14 Mei 2007 | 00.00 WIB

Image of Tempo
Perbesar

Baca berita dengan sedikit iklan, klik di sini

Siak Sri Indrapura Penerbit: Yayasan Lontar, 2007 Fotografer: Desiree Harahap Penulis: Marco Kusumawijaya, Sapardi Djoko Damono Tebal: 153 halaman

ISTANA itu selamat dari amuk massa ketika revolusi sosial melanda Sumatera timur, Maret 1946. Enam bulan sesudah kemerdekaan, para pemuda dengan semangat revolusi membakar istana-istana milik kerajaan Melayu yang dianggap tak berpihak pada Soekarno-Hatta. Mereka menculik dan membunuh banyak keluarga aristokrat, termasuk Amir Hamzah. Penyair dan bangsawan dari Langkat itu tewas dengan kepala dipancung. Tapi istana itu tetap tegak berdiri. Koleksi-koleksinya tetap utuh.

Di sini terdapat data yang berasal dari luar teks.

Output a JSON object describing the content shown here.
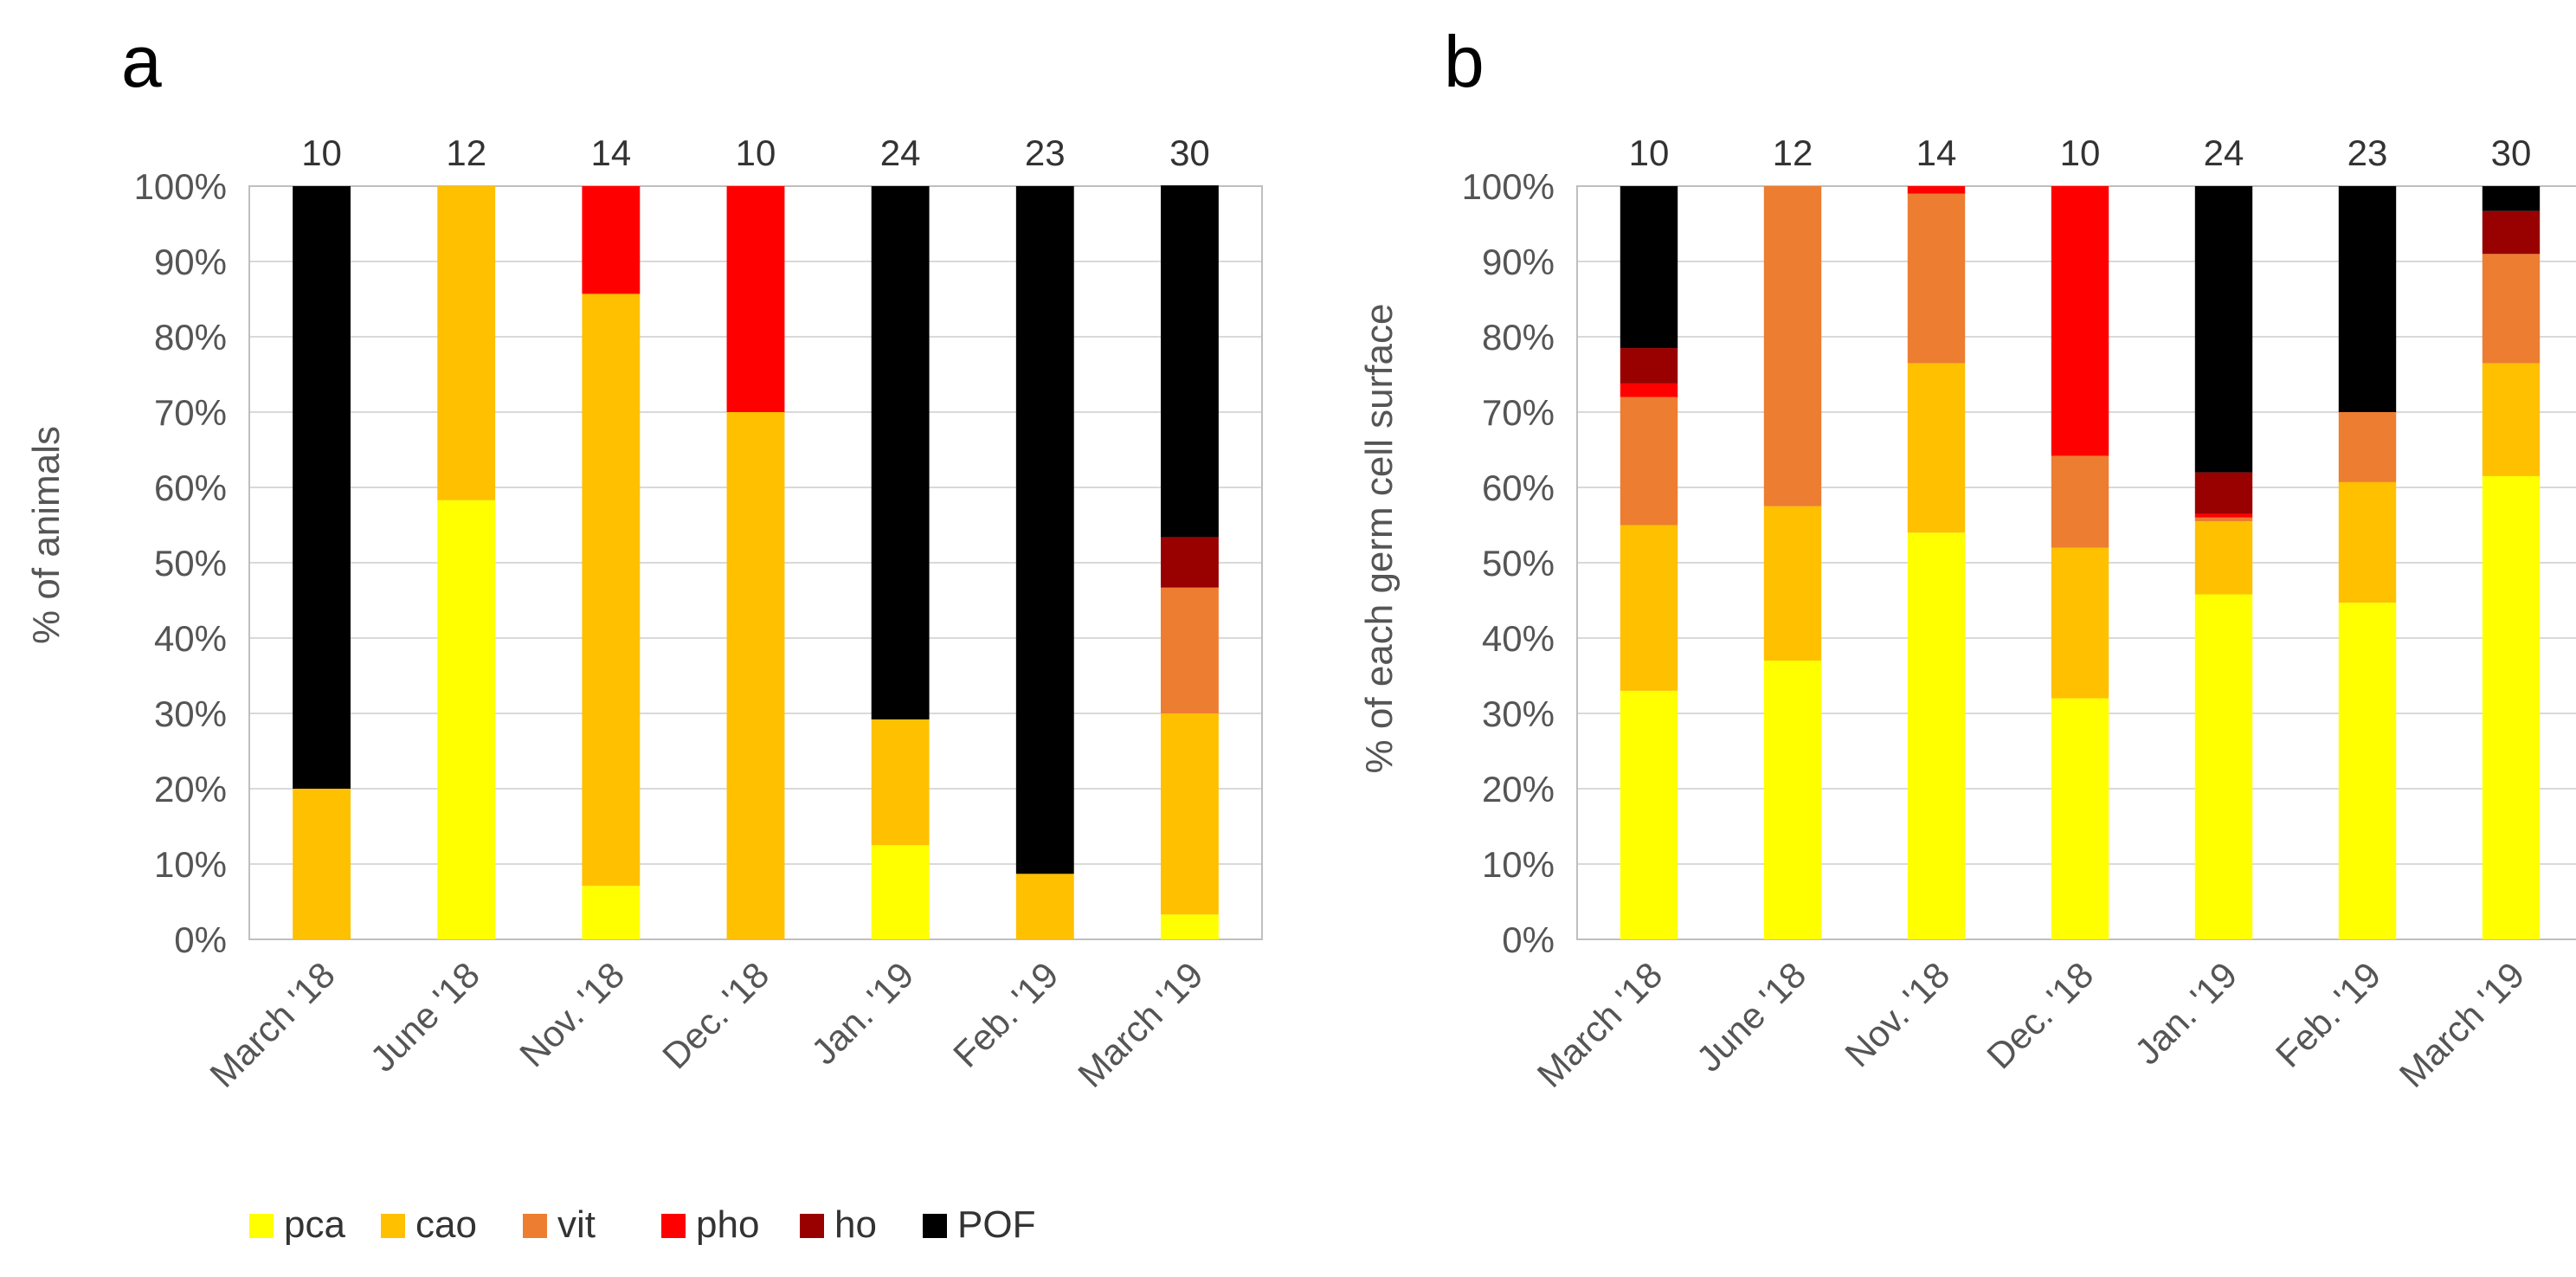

Itulah Istana Siak. Sekitar 1945, istana itu dipimpin Sultan Kasim II. ”Saat proklamasi, Sultan Kasim II mengumumkan Kesultanan Siak berdiri di barisan Republik,” kata Suwardi, Ketua Masyarakat Sejarawan Indonesia Riau. Itu sebabnya, menurut guru besar Universitas Riau ini, Istana Siak tak tersentuh amarah massa. Apalagi Sultan Kasim II pada Oktober 1945 membentuk Komite Nasional Indonesia dan Tentara Keamanan Rakyat. Sejarah mencatat, untuk membantu perjuangan Indonesia, Sultan Kasim II sempat memberikan mahkota, perhiasan, dan sejumlah uang kepada Jakarta. Mahkota bertabur permata dan emas itu sekarang disimpan di Museum Gajah, Jakarta.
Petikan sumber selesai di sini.